Changes Section

The Changes section is where you inspect what is different in the working copy compared to the last commit, stage or unstage individual files, discard edits you no longer want, and preview the exact diffs before committing. It is the panel's answer to "what did I actually change?".

Committing itself — with a message, checkboxes, and an optional push — happens in the dedicated Commit Mode, covered in the next sub-section. This section documents the browsing, staging, and diff-inspection side only.

Layout

Selecting Changes in the section navigation updates two areas of the panel at once:

  • Left column, inline under the Changes entry: a scrollable, grouped list of every file with a pending change. This is the file picker.
  • Right side: the diff viewer. It is blank with the message "Select a file to view diff" until you click a file, and then fills with the diff of whichever file you selected.

The File List

The file list is split into up to three groups, each with its own header and count. Empty groups are hidden so the list never shows noise you do not need. Files inside each group are grouped by their parent folder for readability:

  • Staged (N): files already placed on the index. These are the ones the next commit will include.
  • Unstaged (N): tracked files whose working copy differs from the last commit but that have not been staged yet.
  • Untracked (N): files present in the folder that Git has never seen before.

Every row in every group shows a one-letter status code on the left (M for modified, A for added, D for deleted, R for renamed, U for untracked, C for conflicted) followed by the file name. Clicking anywhere on a row makes that file the active selection, which immediately updates the diff viewer on the right.

Per-File Actions

Hovering over a row reveals small action buttons aligned to the right. Which buttons appear depends on the group:

  • Staged rows: a single Unstage button (minus icon). Clicking it removes that file from the index without touching its working-copy content; it reappears in the Unstaged group below.
  • Unstaged rows: a Stage button (plus icon) and a Discard button (counter-clockwise arrow). Stage moves the file to the Staged group. Discard is the destructive path — it reverts the file to its last-committed state and is protected by a confirmation dialog (see below).
  • Untracked rows: only a Stage button. Untracked files cannot be discarded from here because Git has nothing to revert them to.

Below the three groups sits a single extra button: + Stage All. It stages every unstaged and untracked file at once — a quick way to bulk-accept everything before moving to Commit Mode.

Discard Confirmation

Because discarding is not reversible, clicking the Discard button does not immediately throw the changes away. It opens a dialog titled Discard Changes? with the message "All uncommitted changes in this file will be lost. This action cannot be undone." and two buttons — Discard to proceed and a Cancel action to back out.

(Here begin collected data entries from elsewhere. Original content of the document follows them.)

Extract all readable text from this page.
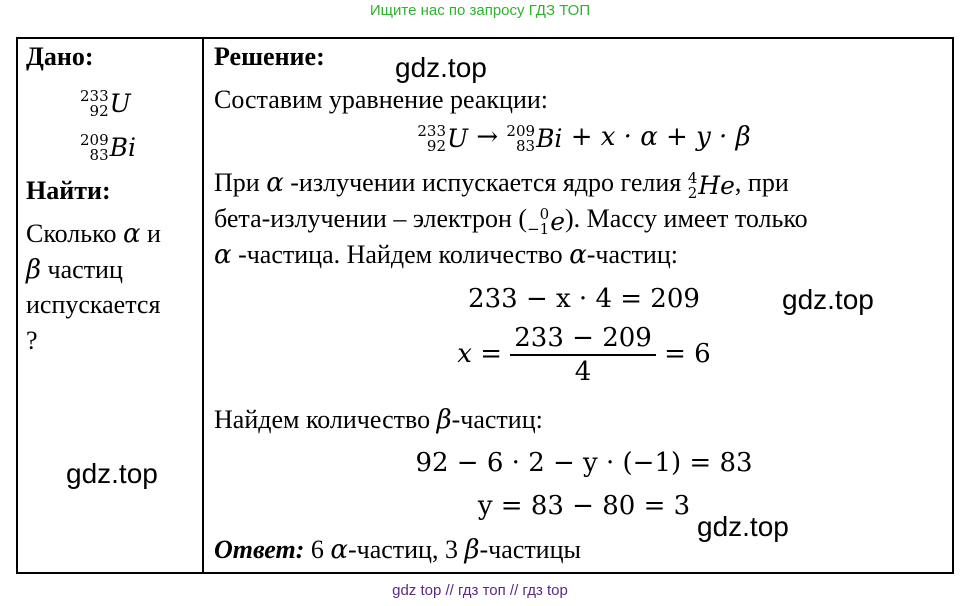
Ищите нас по запросу ГДЗ ТОП
Дано:
233
92 U
209
83 Bi
Найти:
Сколько α и
β частиц
испускается
?
Решение:
Составим уравнение реакции:
233
92 U → 209
83 Bi + x · α + y · β
При α -излучении испускается ядро гелия 4
2 He, при
бета-излучении – электрон ( 0
−1 e). Массу имеет только
α -частица. Найдем количество α-частиц:
233 − x · 4 = 209
$x = \frac{233 - 209}{4} = 6$
Найдем количество β-частиц:
92 − 6 · 2 − y · (−1) = 83
y = 83 − 80 = 3
Ответ: 6 α-частиц, 3 β-частицы
gdz.top
gdz.top
gdz.top
gdz.top
gdz top // гдз топ // гдз top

Nothing on disk is touched until you confirm. If you cancel, the file is still selected in the list and the diff viewer still shows its pending changes.

The Diff Viewer

The right side of the Changes section is a full-height diff viewer. At the top there is a thin header showing the file path and a small view-mode switch on the right with two buttons:

  • Side (side-by-side): the default. Two parallel columns labelled Original and Modified, each with its own line-number gutter, the affected hunks, and the hunk headers (for example @@ -40,6 @@ on the left and @@ +40,8 @@ on the right). Deleted lines appear only on the left, added lines only on the right, context lines align in both columns.
  • Uni (unified): a single column with both old and new line numbers, and a + / - /   prefix on each line. More compact when the file has many small edits.

Switching modes is instant and is remembered for the rest of the session — you will not have to toggle it again every time you pick a different file.

Two special cases are handled explicitly:

  • Binary files: the viewer shows "Binary file — cannot display diff" instead of attempting to render the contents. You can still stage, unstage, or discard the file as usual.
  • No effective change: if a file is in the list but has no actual diff (for example, after you unstage something that was whitespace-clean), the viewer shows "No changes".

Live Refresh from the File System

The Changes section reflects the state of the folder in real time. Editing a flow or a spec from Tigrister's main UI adds it to the Unstaged or Untracked list as soon as the file is saved, and removing a file makes it disappear — all without reopening the Git panel or manually refreshing anything. This also means diffs you are looking at stay current: if the file is still being edited elsewhere in the app, the diff viewer will redraw on the next save.